116  

Настя мужественно «отбывала повинность», то и дело поглядывая на часы. Удобно ли уже исчезнуть или нужно еще потусоваться с гостями, чтобы не обидеть маму и Леонида Петровича? Ее всегда поражала способность родителей обрастать знакомствами и устанавливать дружеские отношения с людьми, никак не связанными с их профессиональным кругом. Если бы Насте пришлось звать гостей, они сплошь были бы или ее коллегами с Петровки, или Лешкиными, из его института. А сейчас вокруг нее были гости самых разных профессий, с которыми мама и отчим знакомились на приемах, банкетах, во время отпусков, были даже две мамины школьные подруги.

Она пробралась к отчиму и потянула его за рукав.

– Пап, пойдем на кухню, мне с тобой посоветоваться надо.

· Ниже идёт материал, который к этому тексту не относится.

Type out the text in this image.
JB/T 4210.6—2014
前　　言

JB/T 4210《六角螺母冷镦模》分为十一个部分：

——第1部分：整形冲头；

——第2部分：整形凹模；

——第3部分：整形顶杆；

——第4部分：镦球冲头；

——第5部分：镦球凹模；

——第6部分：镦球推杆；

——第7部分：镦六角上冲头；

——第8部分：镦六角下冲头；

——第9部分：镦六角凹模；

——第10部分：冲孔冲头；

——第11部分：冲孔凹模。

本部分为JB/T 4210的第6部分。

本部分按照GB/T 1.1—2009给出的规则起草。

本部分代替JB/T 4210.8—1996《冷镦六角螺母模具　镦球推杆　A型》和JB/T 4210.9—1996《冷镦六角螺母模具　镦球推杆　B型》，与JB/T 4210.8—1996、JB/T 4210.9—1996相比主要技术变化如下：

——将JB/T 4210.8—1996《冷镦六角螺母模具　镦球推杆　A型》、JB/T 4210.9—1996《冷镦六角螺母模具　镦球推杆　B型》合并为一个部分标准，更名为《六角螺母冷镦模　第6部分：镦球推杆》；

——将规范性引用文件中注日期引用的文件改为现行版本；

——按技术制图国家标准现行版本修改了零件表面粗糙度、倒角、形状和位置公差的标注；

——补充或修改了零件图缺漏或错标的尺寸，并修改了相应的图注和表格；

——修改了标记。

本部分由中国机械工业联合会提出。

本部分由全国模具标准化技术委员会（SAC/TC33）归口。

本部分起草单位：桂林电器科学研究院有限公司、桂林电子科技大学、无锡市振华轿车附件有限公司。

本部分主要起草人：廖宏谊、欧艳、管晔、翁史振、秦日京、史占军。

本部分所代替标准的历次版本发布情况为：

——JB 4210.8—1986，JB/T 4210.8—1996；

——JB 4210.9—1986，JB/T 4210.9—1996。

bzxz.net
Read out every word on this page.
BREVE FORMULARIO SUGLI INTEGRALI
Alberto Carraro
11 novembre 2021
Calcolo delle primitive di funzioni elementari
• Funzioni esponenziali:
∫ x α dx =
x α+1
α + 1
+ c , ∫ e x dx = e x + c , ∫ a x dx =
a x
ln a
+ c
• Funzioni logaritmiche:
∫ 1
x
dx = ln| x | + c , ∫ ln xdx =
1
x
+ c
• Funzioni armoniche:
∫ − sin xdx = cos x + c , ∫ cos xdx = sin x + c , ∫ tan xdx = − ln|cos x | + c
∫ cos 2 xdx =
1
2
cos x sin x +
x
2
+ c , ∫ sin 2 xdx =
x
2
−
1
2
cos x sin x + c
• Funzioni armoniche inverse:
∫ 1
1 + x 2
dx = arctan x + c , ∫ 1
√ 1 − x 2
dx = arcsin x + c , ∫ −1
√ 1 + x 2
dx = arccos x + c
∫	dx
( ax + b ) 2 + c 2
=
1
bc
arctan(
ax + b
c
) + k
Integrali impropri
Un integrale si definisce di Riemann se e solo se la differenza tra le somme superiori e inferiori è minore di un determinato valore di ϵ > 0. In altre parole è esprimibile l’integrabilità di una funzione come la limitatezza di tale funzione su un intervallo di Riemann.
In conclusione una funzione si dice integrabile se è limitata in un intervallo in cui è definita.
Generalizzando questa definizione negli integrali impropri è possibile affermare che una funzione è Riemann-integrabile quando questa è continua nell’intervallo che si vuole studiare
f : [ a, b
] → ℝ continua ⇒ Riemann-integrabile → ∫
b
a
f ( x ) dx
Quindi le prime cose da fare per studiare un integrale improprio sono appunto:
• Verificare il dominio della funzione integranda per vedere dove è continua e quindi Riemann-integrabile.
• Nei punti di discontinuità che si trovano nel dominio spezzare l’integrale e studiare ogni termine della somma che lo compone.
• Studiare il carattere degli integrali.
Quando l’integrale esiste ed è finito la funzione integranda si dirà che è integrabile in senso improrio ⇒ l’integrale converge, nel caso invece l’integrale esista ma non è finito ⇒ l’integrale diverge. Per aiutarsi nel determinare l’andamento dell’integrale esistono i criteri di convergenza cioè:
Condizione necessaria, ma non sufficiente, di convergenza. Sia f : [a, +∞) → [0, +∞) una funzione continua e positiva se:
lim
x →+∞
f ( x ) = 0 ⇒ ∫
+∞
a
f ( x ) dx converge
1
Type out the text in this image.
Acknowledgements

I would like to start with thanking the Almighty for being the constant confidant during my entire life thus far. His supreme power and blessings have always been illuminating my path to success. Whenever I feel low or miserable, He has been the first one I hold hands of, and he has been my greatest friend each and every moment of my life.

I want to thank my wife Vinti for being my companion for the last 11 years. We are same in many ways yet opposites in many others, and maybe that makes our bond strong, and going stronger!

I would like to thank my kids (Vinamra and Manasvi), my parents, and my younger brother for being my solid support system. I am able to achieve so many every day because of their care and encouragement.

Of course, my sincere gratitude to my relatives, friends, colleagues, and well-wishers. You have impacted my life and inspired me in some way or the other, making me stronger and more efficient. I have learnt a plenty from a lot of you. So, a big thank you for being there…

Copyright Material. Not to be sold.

Леонид Петрович тут же извинился перед толстым смешным дядькой, с которым что-то оживленно обсуждал, и поднялся из-за стола. Но кухня оказалась занята, там сидели две дамы и, весело чирикая, украшали котлеты на косточках затейливыми бантиками из тонких полосок цветной бумаги. Настя растерянно взглянула на отчима, но он тут же сделал головой движение, указывающее на входную дверь. Стараясь не щелкать замком, они тихонько выбрались на лестничную площадку.

– Ну, ребенок Настя, говори, что тебя гложет.

– Я не могу работать с Мельником, – выпалила она.

– Не можешь или не хочешь?

– Не хочу, потому что не могу. Папа, я подумываю о том, чтобы уйти из отдела. Что ты мне скажешь?

– Ну, ребенок, ты уже замужняя дама и в моих советах вряд ли нуждаешься. Скажи уж честно, тебе нужна помощь? Я могу поговорить в министерстве…

– Нет, папа, – она упрямо помотала головой, – мне нужен именно совет.

– Насчет чего?

– Уходить или не уходить. Я не хочу работать с Мельником. Но в то же время мне неловко как-то… Стыдно.

– Это понятно, – кивнул отчим. – Можешь не объяснять.

Господи, как хорошо, что папа все понимает. Он сам всю жизнь проработал на практике, он прекрасно знает, что такое «отдел Гордеева», как он создавался и что в этом отделе делала Настя, поэтому он все понимает без лишних слов.

– Ребенок, тебе хорошо известно, что рабский труд самый непродуктивный. Человек, работающий из-под палки, не будет делать свою работу хорошо, даже если очень постарается. Тебе нужно либо изменить свое отношение к происходящему, либо действительно уходить. Если ты останешься у Мельника и будешь ежедневно бороться со своей неприязнью к нему, много ты все равно не наработаешь. Поверь моему опыту, я через это проходил неоднократно.

– И каждый раз менял место работы? – недоверчиво спросила Настя.

– Ну зачем же. Я менял отношение к ситуации. Или прикладывал усилия к тому, чтобы мои отношения с людьми были такими, как мне хочется.

– Я не смогу, – вздохнула она. – У меня характер не тот.

– Знаю. Поэтому считаю, что ты вполне можешь уйти. Если бы ты проработала на практике год-полтора, я бы счел твой уход трусливым бегством от трудностей. Но ты в уголовном розыске больше десяти лет, ты работала честно, добросовестно, от трудностей не пряталась, я все про тебя знаю, мне Гордеев регулярно докладывал, как трудится мой ребенок. И ты имеешь полное моральное право уйти, не опасаясь косых взглядов и не укоряя себя.

– Ты думаешь?

– Уверен. Надо только подумать, куда.

– Да какая разница, – Настя махнула рукой, – лишь бы от Мельника подальше.

– А вот тут ты не права, – возразил Леонид Петрович. – Разница очень даже есть. У тебя сейчас должность невыгодная.

– Как это – невыгодная? – не поняла она.

– Ты – старший опер. Уйти с Петровки в округ на такую же должность означает уйти с понижением. Чтобы ничего не потерять, нужно уходить только на вышестоящую должность, начальника отделения, отдела и так далее. Ты – женщина. Понятно?

– Понятно. Меня на такую должность никто не назначит.

– Вот именно. Значит, территориальные органы отметаем сразу, если ты не собираешься менять профиль работы. Единственная возможность работать в округе без понижения в должности – это заниматься предупреждением преступности несовершеннолетних. Вот на этой работе женщин на любые должности назначают. Пойдешь?

– Ни за что! Там надо детей любить, уметь их понимать и прощать, быть педагогом. А из меня какой педагог?

– Это верно, никакой. А если остаться на Петровке, например, в штабе или в информационном центре?

– Нет, папа, я не смогу. Каждый день ребят видеть и глаза прятать… Нет.